Q.58 Given below are two statements:
Gene therapy is a therapeutic technique that aims to transfer normal genes
into a patient’s cells.
Gene therapy has successfully restored cases of severe combined immunodeficiency (SCID).
In the light of the above statements, choose the correct answer
from the options given below:
- Both Statement I and Statement II are correct
- Both Statement I and Statement II are incorrect
- Statement I is correct but Statement II is incorrect
- Statement I is incorrect but Statement II is correct
Both Statement I and Statement II are correct.
Statement I Analysis
Gene therapy involves transferring normal, functional genes into a patient’s cells to correct genetic defects, typically using vectors like viruses to deliver the genes.
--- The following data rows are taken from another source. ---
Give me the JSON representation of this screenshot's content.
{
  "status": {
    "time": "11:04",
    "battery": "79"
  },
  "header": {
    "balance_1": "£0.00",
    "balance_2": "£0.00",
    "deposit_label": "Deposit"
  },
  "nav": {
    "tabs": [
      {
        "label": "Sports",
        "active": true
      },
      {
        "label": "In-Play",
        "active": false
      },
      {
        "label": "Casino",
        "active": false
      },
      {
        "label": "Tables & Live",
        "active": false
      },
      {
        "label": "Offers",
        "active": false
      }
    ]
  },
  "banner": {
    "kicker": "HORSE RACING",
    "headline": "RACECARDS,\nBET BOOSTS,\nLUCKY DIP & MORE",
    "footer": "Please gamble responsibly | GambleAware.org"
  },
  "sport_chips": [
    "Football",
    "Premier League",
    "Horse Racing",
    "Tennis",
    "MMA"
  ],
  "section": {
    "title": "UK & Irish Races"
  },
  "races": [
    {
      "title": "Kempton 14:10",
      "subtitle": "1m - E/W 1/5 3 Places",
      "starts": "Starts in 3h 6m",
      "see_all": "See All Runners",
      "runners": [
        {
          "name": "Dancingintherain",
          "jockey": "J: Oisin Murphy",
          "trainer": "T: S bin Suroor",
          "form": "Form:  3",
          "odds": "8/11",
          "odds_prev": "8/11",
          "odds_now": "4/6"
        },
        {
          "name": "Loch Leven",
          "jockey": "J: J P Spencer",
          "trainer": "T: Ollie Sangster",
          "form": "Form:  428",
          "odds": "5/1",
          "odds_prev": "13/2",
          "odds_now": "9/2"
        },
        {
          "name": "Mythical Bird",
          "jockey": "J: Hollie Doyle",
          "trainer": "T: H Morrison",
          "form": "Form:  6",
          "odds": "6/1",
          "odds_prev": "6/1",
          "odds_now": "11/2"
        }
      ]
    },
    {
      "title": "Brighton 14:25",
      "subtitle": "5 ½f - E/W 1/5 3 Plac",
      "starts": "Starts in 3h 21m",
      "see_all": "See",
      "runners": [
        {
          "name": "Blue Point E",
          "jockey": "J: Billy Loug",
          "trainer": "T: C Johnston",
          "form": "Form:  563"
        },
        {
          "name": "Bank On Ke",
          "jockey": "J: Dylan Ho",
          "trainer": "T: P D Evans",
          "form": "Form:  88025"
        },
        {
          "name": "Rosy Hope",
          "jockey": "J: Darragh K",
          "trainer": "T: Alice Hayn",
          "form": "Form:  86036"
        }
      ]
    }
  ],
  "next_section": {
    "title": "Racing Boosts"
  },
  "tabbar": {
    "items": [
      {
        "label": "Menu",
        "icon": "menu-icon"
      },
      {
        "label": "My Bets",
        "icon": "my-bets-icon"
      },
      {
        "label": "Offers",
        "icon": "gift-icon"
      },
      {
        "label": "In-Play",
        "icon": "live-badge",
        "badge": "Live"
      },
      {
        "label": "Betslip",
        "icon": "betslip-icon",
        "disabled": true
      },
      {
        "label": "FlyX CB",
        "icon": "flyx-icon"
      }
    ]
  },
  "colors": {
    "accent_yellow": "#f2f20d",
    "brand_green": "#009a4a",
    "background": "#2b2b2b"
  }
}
This replaces faulty genes or introduces corrective ones, addressing diseases at their genetic root.
Statement II Analysis
Gene therapy has successfully treated severe combined immunodeficiency (SCID), often called “bubble boy” disease, by restoring immune function through retroviral delivery of the missing gene (e.g., IL2RG for X-SCID). Pioneering trials in the 1990s and refined protocols since have led to long-term cures in multiple patients.
Option Breakdown
Option Evaluation Reason Both Statement I and Statement II are correct Correct Aligns with standard definitions and proven SCID successes. Both Statement I and Statement II are incorrect Incorrect Overlooks established techniques and clinical outcomes. Statement I is correct but Statement II is incorrect Incorrect SCID cases demonstrate real-world efficacy despite challenges. Statement I is incorrect but Statement II is correct Incorrect Core aim is precisely gene transfer for therapy. Gene therapy normal genes transfer and SCID success mark milestones in genetic medicine, offering hope for inherited disorders. This article details the technique for biology students targeting NEET/GATE exams.
Gene Therapy Mechanism
Gene therapy is a technique that transfers normal genes into patient cells to fix defective ones causing disease. Vectors deliver these genes, enabling cells to produce functional proteins and restore health.
SCID Treatment Success
Severe combined immunodeficiency (SCID) has been successfully restored via gene therapy, with patients regaining immunity after ex vivo correction of hematopoietic stem cells. French and UK trials achieved over 80% long-term success rates in ADA-SCID and X-SCID cases.
Challenges and Advances
While early risks like leukemia occurred, modern lentiviral vectors minimize issues, paving the way for FDA-approved therapies like Strimvelis for ADA-SCID. Ongoing trials expand to other immunodeficiencies.
Exam Insights
For assertion questions on gene therapy normal genes SCID success, both statements hold true—key for competitive biology prep.